Chen Junya, Xiu Zidi, Goldstein Benjamin A, Henao Ricardo, Carin Lawrence, Tao Chenyang
Duke University.
Adv Neural Inf Process Syst. 2021 Dec;34:21229-21243.
Dealing with severe class imbalance poses a major challenge for many real-world applications, especially when the accurate classification and generalization of minority classes are of primary interest. In computer vision and NLP, learning from datasets with long-tail behavior is a recurring theme, especially for naturally occurring labels. Existing solutions mostly appeal to sampling or weighting adjustments to alleviate the extreme imbalance, or impose inductive bias to prioritize generalizable associations. Here we take a novel perspective to promote sample efficiency and model generalization based on the invariance principles of causality. Our contribution posits a meta-distributional scenario, where the causal generating mechanism for label-conditional features is invariant across different labels. Such causal assumption enables efficient knowledge transfer from the dominant classes to their under-represented counterparts, even if their feature distributions show apparent disparities. This allows us to leverage a causal data augmentation procedure to enlarge the representation of minority classes. Our development is orthogonal to the existing imbalanced data learning techniques thus can be seamlessly integrated. The proposed approach is validated on an extensive set of synthetic and real-world tasks against state-of-the-art solutions.

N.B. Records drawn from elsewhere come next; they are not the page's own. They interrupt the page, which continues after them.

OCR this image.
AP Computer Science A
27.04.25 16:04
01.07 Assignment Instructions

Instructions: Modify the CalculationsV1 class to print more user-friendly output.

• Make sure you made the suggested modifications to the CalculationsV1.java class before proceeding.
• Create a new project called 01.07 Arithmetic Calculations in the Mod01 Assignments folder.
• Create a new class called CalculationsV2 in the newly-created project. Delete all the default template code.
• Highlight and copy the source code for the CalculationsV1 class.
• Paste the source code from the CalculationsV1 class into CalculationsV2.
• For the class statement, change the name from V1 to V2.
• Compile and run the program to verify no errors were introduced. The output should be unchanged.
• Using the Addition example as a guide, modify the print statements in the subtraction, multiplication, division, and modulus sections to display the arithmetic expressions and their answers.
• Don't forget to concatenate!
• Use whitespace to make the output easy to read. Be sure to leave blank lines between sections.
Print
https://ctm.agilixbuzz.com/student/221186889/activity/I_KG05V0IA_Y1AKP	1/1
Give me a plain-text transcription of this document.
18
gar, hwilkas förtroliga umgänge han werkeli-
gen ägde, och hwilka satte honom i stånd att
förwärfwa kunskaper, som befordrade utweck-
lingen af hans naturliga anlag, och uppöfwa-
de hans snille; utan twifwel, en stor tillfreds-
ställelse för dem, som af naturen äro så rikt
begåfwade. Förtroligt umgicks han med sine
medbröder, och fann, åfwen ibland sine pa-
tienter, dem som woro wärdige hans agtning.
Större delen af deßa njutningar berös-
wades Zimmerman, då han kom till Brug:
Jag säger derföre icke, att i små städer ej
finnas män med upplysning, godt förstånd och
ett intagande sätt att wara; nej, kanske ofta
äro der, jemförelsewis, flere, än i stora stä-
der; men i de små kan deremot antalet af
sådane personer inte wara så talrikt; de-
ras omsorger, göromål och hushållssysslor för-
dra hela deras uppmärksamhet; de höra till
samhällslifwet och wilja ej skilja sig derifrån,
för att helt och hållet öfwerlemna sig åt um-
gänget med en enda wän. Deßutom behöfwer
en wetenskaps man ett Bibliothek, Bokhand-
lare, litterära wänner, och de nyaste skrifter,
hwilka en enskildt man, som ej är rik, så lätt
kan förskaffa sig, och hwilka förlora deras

处理严重的类别不平衡问题对许多实际应用构成了重大挑战,尤其是当少数类别的准确分类和泛化是主要关注点时。在计算机视觉和自然语言处理中,从具有长尾行为的数据集中学习是一个反复出现的主题,特别是对于自然出现的标签。现有的解决方案大多诉诸于采样或权重调整来缓解极端不平衡,或者施加归纳偏差以优先考虑可泛化的关联。在这里,我们从一个新颖的角度出发,基于因果关系的不变性原则来提高样本效率和模型泛化能力。我们的贡献提出了一种元分布场景,其中标签条件特征的因果生成机制在不同标签之间是不变的。这种因果假设能够实现从主导类别到其代表性不足的对应类别的有效知识转移,即使它们的特征分布存在明显差异。这使我们能够利用因果数据增强过程来扩大少数类别的表示。我们的方法与现有的不平衡数据学习技术正交,因此可以无缝集成。所提出的方法在一系列广泛的合成和实际任务中针对最先进的解决方案进行了验证。